Church Ladies


Catalog, Collection / Friday, May 19th, 2023

An invitation into the lives of women in the church—prophetesses, wives, saints, mothers, martyrs, daughters, and anyone who has been a tender of a family or community.

Through lush descriptions, startling images, and a lineage of fierce foremothers, this book illuminates the joys, burdens, steadfastness, and grief of women nurturing faith and the faithful across generations. —Molly Spencer, author of If the House and Hinge


Renee Emerson’s ambitious and affecting third collection of poetry, Church Ladies, reads like a Who’s Who of inspiring women from the ages, in particular, Christian “women / growing wild as if sprung up from the dust, / or taken, gently, from a bone.” On these poignant pages, we readers discover the kind of unceasing prayer warriors and quirky Sunday School teachers we may have encountered in our youths, or perhaps, rub shoulders with now, who, like the poet writes of Anne Hutchinson, have gone “into the world / bearing no arms, only God’s truth.” This sensibly orchestrated collection’s rich, diverse voices explore the “terrible / separation” between word and deed, man and woman, God and saint.
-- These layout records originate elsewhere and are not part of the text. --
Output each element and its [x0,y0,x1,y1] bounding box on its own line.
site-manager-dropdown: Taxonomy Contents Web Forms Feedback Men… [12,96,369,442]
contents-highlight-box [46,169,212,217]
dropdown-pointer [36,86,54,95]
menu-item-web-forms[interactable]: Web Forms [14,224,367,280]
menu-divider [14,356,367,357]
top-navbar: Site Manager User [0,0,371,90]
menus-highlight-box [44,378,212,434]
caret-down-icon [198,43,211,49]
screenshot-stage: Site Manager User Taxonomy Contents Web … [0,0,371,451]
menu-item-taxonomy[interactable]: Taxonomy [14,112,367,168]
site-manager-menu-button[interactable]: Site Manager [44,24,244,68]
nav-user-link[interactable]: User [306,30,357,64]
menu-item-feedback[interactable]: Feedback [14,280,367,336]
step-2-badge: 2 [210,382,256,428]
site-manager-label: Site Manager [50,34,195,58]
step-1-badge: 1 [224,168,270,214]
And so we find Susanna Wesley “pray[ing] in her apron tabernacle”; Mary McLeod Bethune, wide-eyed and wise as a serpent, teaching students as the KKK’s “cross / screamed fire from the front lawn”; and Pandita Ramaba wishing she’d been a mystic but refusing to “pray to be born / exactly what she was not.” Indeed, Emerson “swaddle[s]” her readers in the “soft indent / of …ink” as she likewise declares, “If a stone can cry, why / not a woman?” How delighted we are that like Margery Kempe, Emerson, too, has refused to “take up/quietness like a pat of butter on the tongue.” —Julie L. Moore, author of Full Worm Moon

In the poems of Church Ladies, Renee Emerson creates vibrant voices for religious women ranging from Saint Hildegard of Bingen to Mahalia Jackson. She complements these memorable monologues with a handful of lyric poems that are prayerful but never preachy; this book would make a splendid gift to yourself or for those you love. —A.M. Juster, author of Wonder and Wrath

Renee Emerson’s Church Ladies is an invitation into the lives of women in the church—prophetesses, wives, saints, mothers, martyrs, daughters, and anyone who has been a tender of a family or community: in other words, those who know “the day has no end to its asking.” Through lush descriptions, startling images, and a lineage of fierce foremothers, this book illuminates the joys, burdens, steadfastness, and grief of women nurturing faith and the faithful across generations. The faith of Emerson’s speakers, however, is not an easy one, nor is it sustained by miracles and majesty. Instead, it’s carved out of dailiness and acknowledges the toll of life’s losses. In the end, Church Ladies is a complex and moving praise song to the persistence of anyone who can say, “when I held out my open hand / I didn’t choose what God took from it,” and who—like the women of this book—holds out their open hand again and again anyway. —Molly Spencer, author of If the House and Hinge

From Julian of Norwich to Anne Hutchinson, Mother Teresa, Ruth Graham, and the devoted “church ladies” who pick up small-town kids in their Baptist outreach vans, women are the “roots of spirit sinking down” into the hard soil of church history. With compassion and wit, Emerson illuminates the depths of their devotion, doubt, secrecy, and sacrifice in a way that makes me proud to follow in these flawed and faithful footsteps. —Tania Runyan, author of What Will Soon Take Place


Renee Emerson

is the author of two previous poetry collections, Keeping Me Still and Threshing Floor, and the middle grade novel Why Silas Miller Must Learn to Ride a Bike. She lives in Missouri with her husband and five children.